The second-largest U.S. bank still faces mortgage litigation by the Federal Housing Finance Agency on behalf of mortgage financiers Fannie Mae and Freddie Mac, and by the insurer American International Group Inc.

“I don’t think anyone’s going to ever at this point declare victory,” Bruce Thompson, the bank’s chief financial officer, said on a conference call discussing first-quarter results. “We’re moving through in a pretty meaningful way this pipeline of items.”

Bank of America said it had by March 31 set aside enough money to cover the settlement, which resolves three consolidated lawsuits.

The Charlotte, North Carolina-based bank bought the former Countrywide Financial Corp for $2.5 billion in July 2008, but analysts have put the effective cost at more than $40 billion, reflecting lawsuits, loan buybacks and writedowns.

Other banks such as Goldman Sachs Group Inc, JPMorgan Chase & Co and Morgan Stanley still face lawsuits by investors who claim they were misled about mortgage debt.


In the Countrywide case, investors including Dubai’s Mashreq Bank and public and union pension funds in California, Maine, Nevada, Vermont and Washington state claimed they were misled about the risks of securities they bought between 2005 and 2007.

At the time, Countrywide was the largest U.S. mortgage lender, and specialized in loans to people who had weak credit histories or could not fully document their ability to pay.
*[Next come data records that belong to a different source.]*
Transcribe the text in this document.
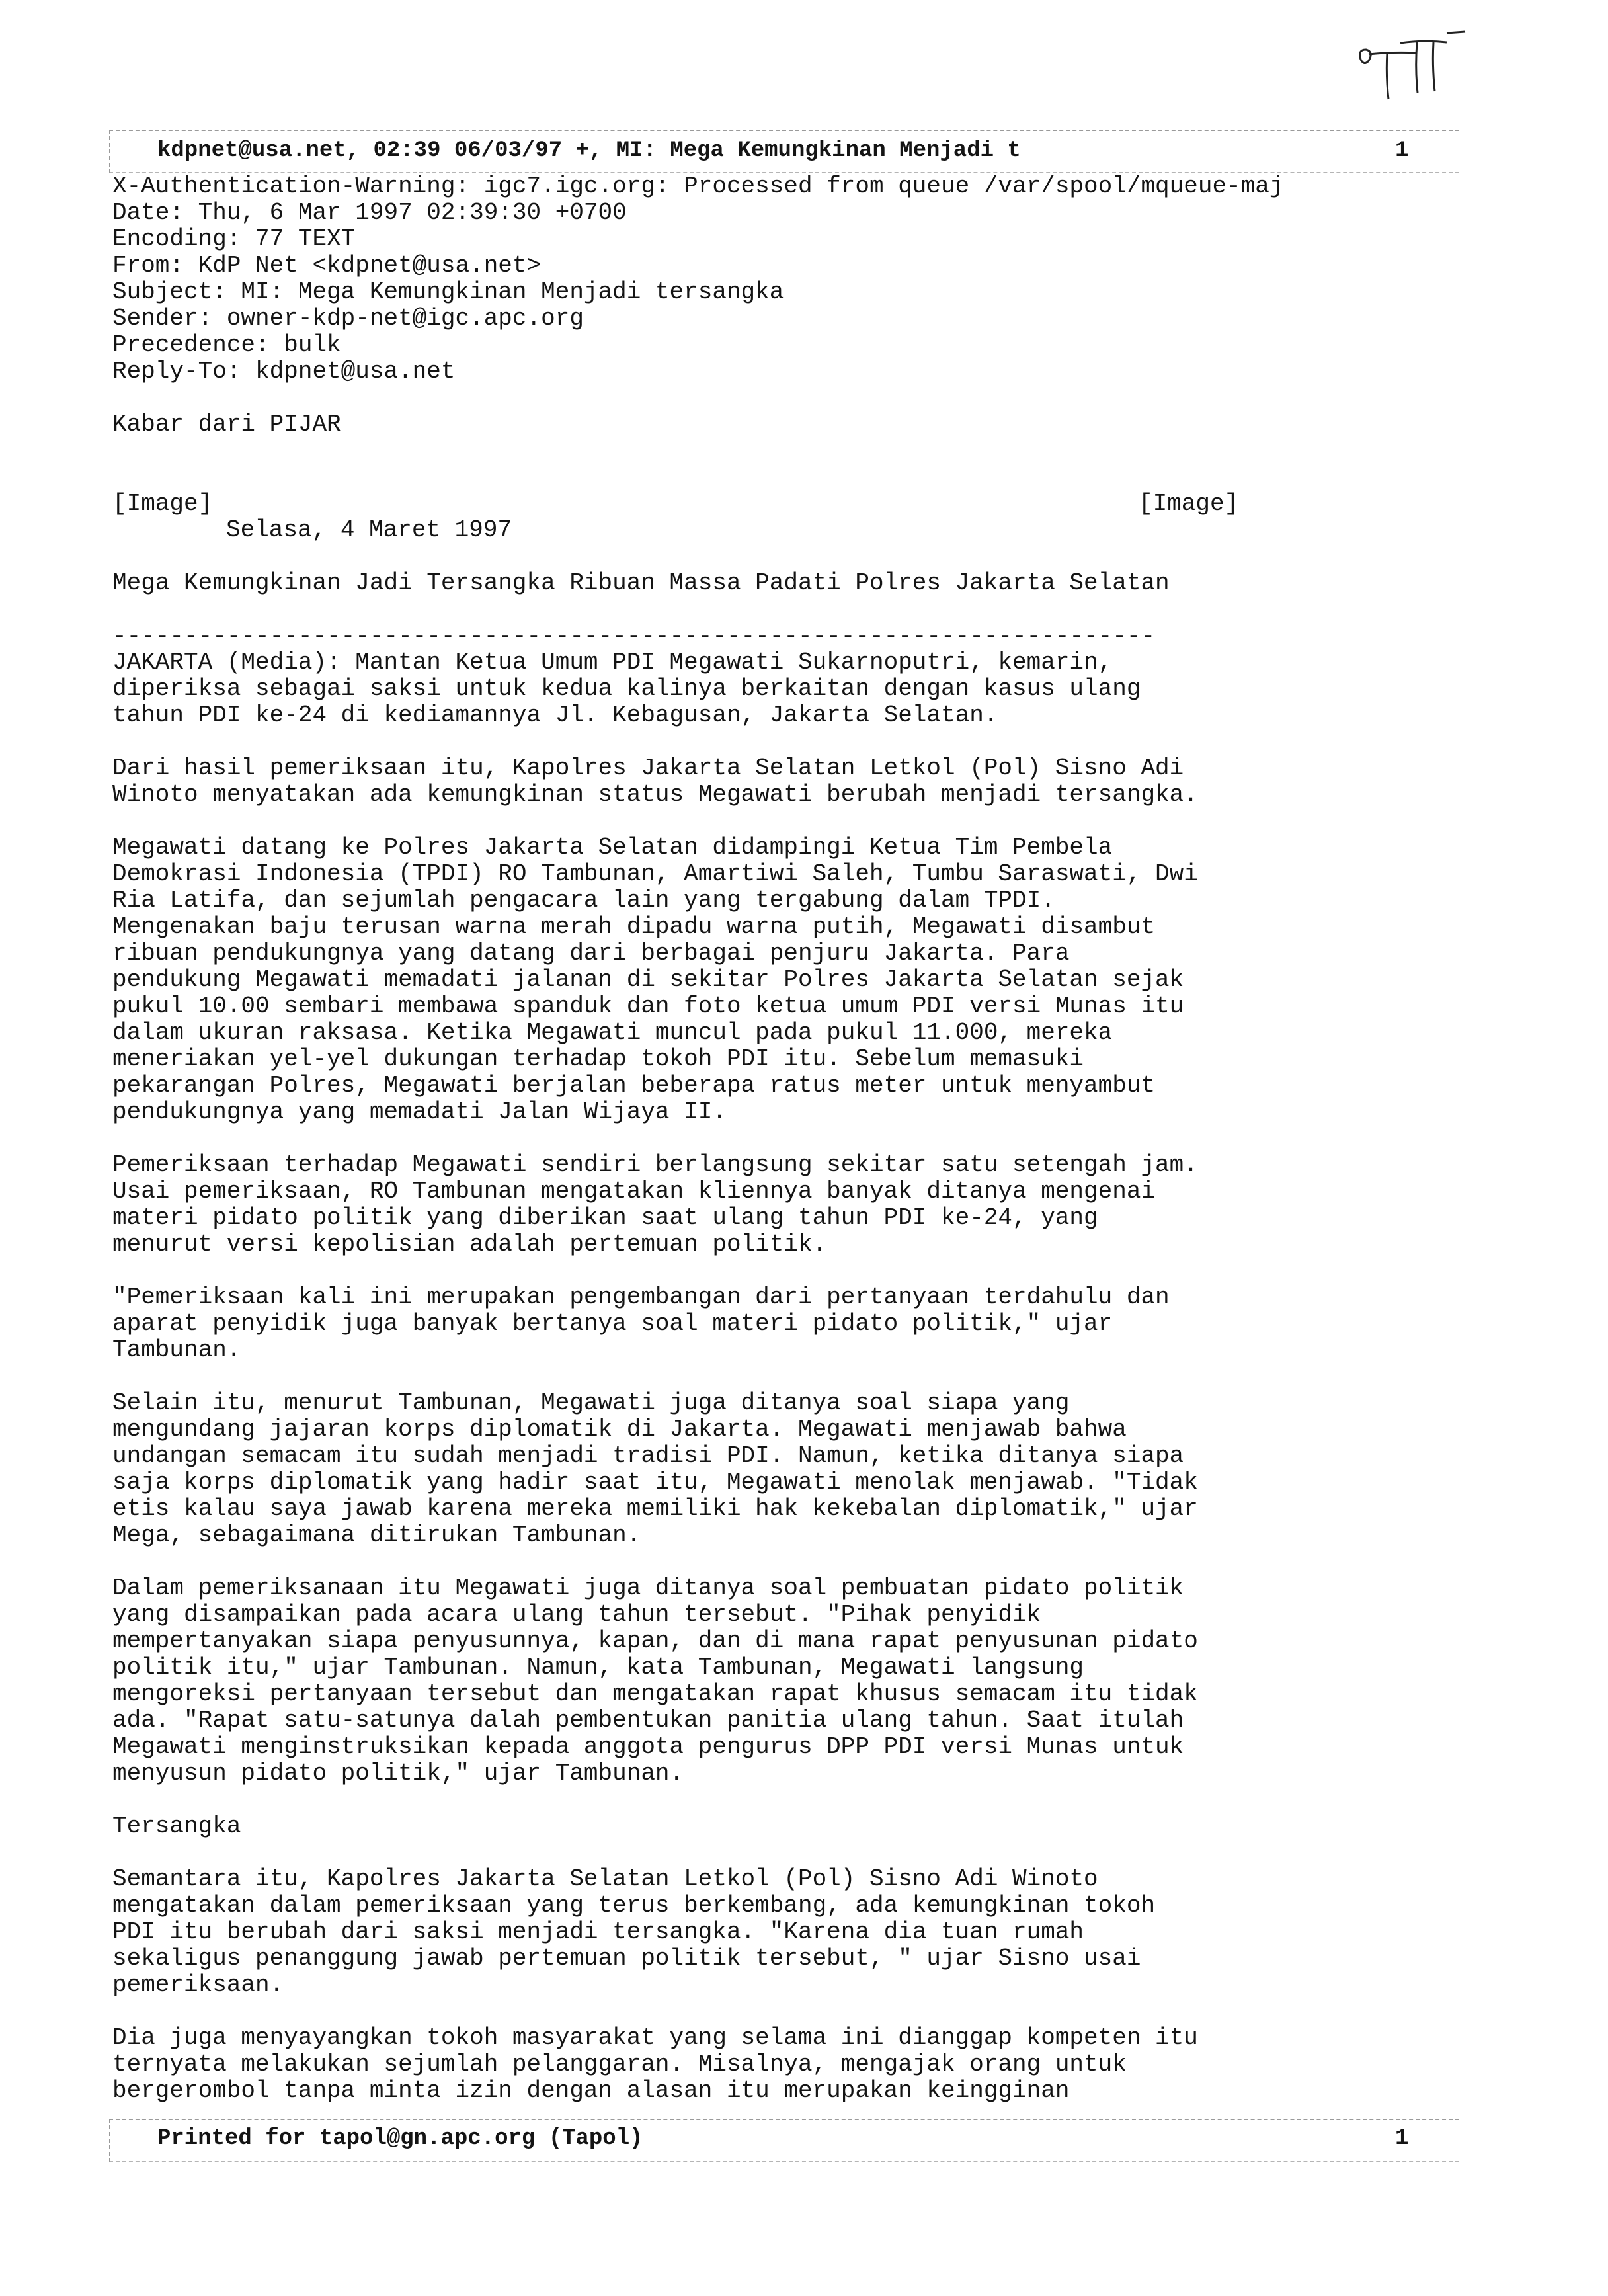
kdpnet@usa.net, 02:39 06/03/97 +, MI: Mega Kemungkinan Menjadi t	1
X-Authentication-Warning: igc7.igc.org: Processed from queue /var/spool/mqueue-maj
Date: Thu, 6 Mar 1997 02:39:30 +0700
Encoding: 77 TEXT
From: KdP Net <kdpnet@usa.net>
Subject: MI: Mega Kemungkinan Menjadi tersangka
Sender: owner-kdp-net@igc.apc.org
Precedence: bulk
Reply-To: kdpnet@usa.net
Kabar dari PIJAR
[Image]	[Image]
Selasa, 4 Maret 1997
Mega Kemungkinan Jadi Tersangka Ribuan Massa Padati Polres Jakarta Selatan
-------------------------------------------------------------------------

JAKARTA (Media): Mantan Ketua Umum PDI Megawati Sukarnoputri, kemarin,
diperiksa sebagai saksi untuk kedua kalinya berkaitan dengan kasus ulang
tahun PDI ke-24 di kediamannya Jl. Kebagusan, Jakarta Selatan.

Dari hasil pemeriksaan itu, Kapolres Jakarta Selatan Letkol (Pol) Sisno Adi
Winoto menyatakan ada kemungkinan status Megawati berubah menjadi tersangka.

Megawati datang ke Polres Jakarta Selatan didampingi Ketua Tim Pembela
Demokrasi Indonesia (TPDI) RO Tambunan, Amartiwi Saleh, Tumbu Saraswati, Dwi
Ria Latifa, dan sejumlah pengacara lain yang tergabung dalam TPDI.
Mengenakan baju terusan warna merah dipadu warna putih, Megawati disambut
ribuan pendukungnya yang datang dari berbagai penjuru Jakarta. Para
pendukung Megawati memadati jalanan di sekitar Polres Jakarta Selatan sejak
pukul 10.00 sembari membawa spanduk dan foto ketua umum PDI versi Munas itu
dalam ukuran raksasa. Ketika Megawati muncul pada pukul 11.000, mereka
meneriakan yel-yel dukungan terhadap tokoh PDI itu. Sebelum memasuki
pekarangan Polres, Megawati berjalan beberapa ratus meter untuk menyambut
pendukungnya yang memadati Jalan Wijaya II.

Pemeriksaan terhadap Megawati sendiri berlangsung sekitar satu setengah jam.
Usai pemeriksaan, RO Tambunan mengatakan kliennya banyak ditanya mengenai
materi pidato politik yang diberikan saat ulang tahun PDI ke-24, yang
menurut versi kepolisian adalah pertemuan politik.

"Pemeriksaan kali ini merupakan pengembangan dari pertanyaan terdahulu dan
aparat penyidik juga banyak bertanya soal materi pidato politik," ujar
Tambunan.

Selain itu, menurut Tambunan, Megawati juga ditanya soal siapa yang
mengundang jajaran korps diplomatik di Jakarta. Megawati menjawab bahwa
undangan semacam itu sudah menjadi tradisi PDI. Namun, ketika ditanya siapa
saja korps diplomatik yang hadir saat itu, Megawati menolak menjawab. "Tidak
etis kalau saya jawab karena mereka memiliki hak kekebalan diplomatik," ujar
Mega, sebagaimana ditirukan Tambunan.

Dalam pemeriksanaan itu Megawati juga ditanya soal pembuatan pidato politik
yang disampaikan pada acara ulang tahun tersebut. "Pihak penyidik
mempertanyakan siapa penyusunnya, kapan, dan di mana rapat penyusunan pidato
politik itu," ujar Tambunan. Namun, kata Tambunan, Megawati langsung
mengoreksi pertanyaan tersebut dan mengatakan rapat khusus semacam itu tidak
ada. "Rapat satu-satunya dalah pembentukan panitia ulang tahun. Saat itulah
Megawati menginstruksikan kepada anggota pengurus DPP PDI versi Munas untuk
menyusun pidato politik," ujar Tambunan.

Tersangka

Semantara itu, Kapolres Jakarta Selatan Letkol (Pol) Sisno Adi Winoto
mengatakan dalam pemeriksaan yang terus berkembang, ada kemungkinan tokoh
PDI itu berubah dari saksi menjadi tersangka. "Karena dia tuan rumah
sekaligus penanggung jawab pertemuan politik tersebut, " ujar Sisno usai
pemeriksaan.

Dia juga menyayangkan tokoh masyarakat yang selama ini dianggap kompeten itu
ternyata melakukan sejumlah pelanggaran. Misalnya, mengajak orang untuk
bergerombol tanpa minta izin dengan alasan itu merupakan keingginan

Printed for tapol@gn.apc.org (Tapol)	1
The Countrywide litigation at one time covered roughly $352 billion of securities. Pfaelzer, however, significantly narrowed the case by ruling that investors could sue over only securities they bought, not those with similar qualities.

Spencer Burkholz, a partner at Robbins Geller Rudman & Dowd who represents some of the plaintiffs, estimated that about $15 billion of securities remained in the litigation.

But he said the $500 million payout, equal to more than 3 percent of principal before fees and costs, compares favorably to the roughly 1.9 percent multiple in the Merrill settlement.

“Considering the complexities and the bank’s defenses, it’s a great recovery, especially when compared with earlier settlements,” Burkholz said in a phone interview.

Settlement papers are expected to be made public by the end of May, according to Steven Toll, a lawyer for other plaintiffs.

The amount of legal fees to be awarded is unclear. They totaled $53.6 million, or 17 percent of the settlement amount, in the Merrill settlement approved by U.S. District Judge Jed Rakoff in Manhattan, court papers show.

They totaled $24.5 million, or nearly 20 percent, of a $125 million settlement by Wells Fargo & Co, now the largest U.S. mortgage lender, that was approved by U.S. District Judge Lucy Koh in San Jose, California.

The Countrywide cases are in the U.S. District Court, Central District of California. They are Maine State Retirement System v. Countrywide Financial Corp et al, No. 10-00302; Western Conference of Teamsters Pension Plan v. Countrywide Financial Corp et al, No. 12-05122; and Luther v. Countrywide Financial Corp et al, No. 12-05125.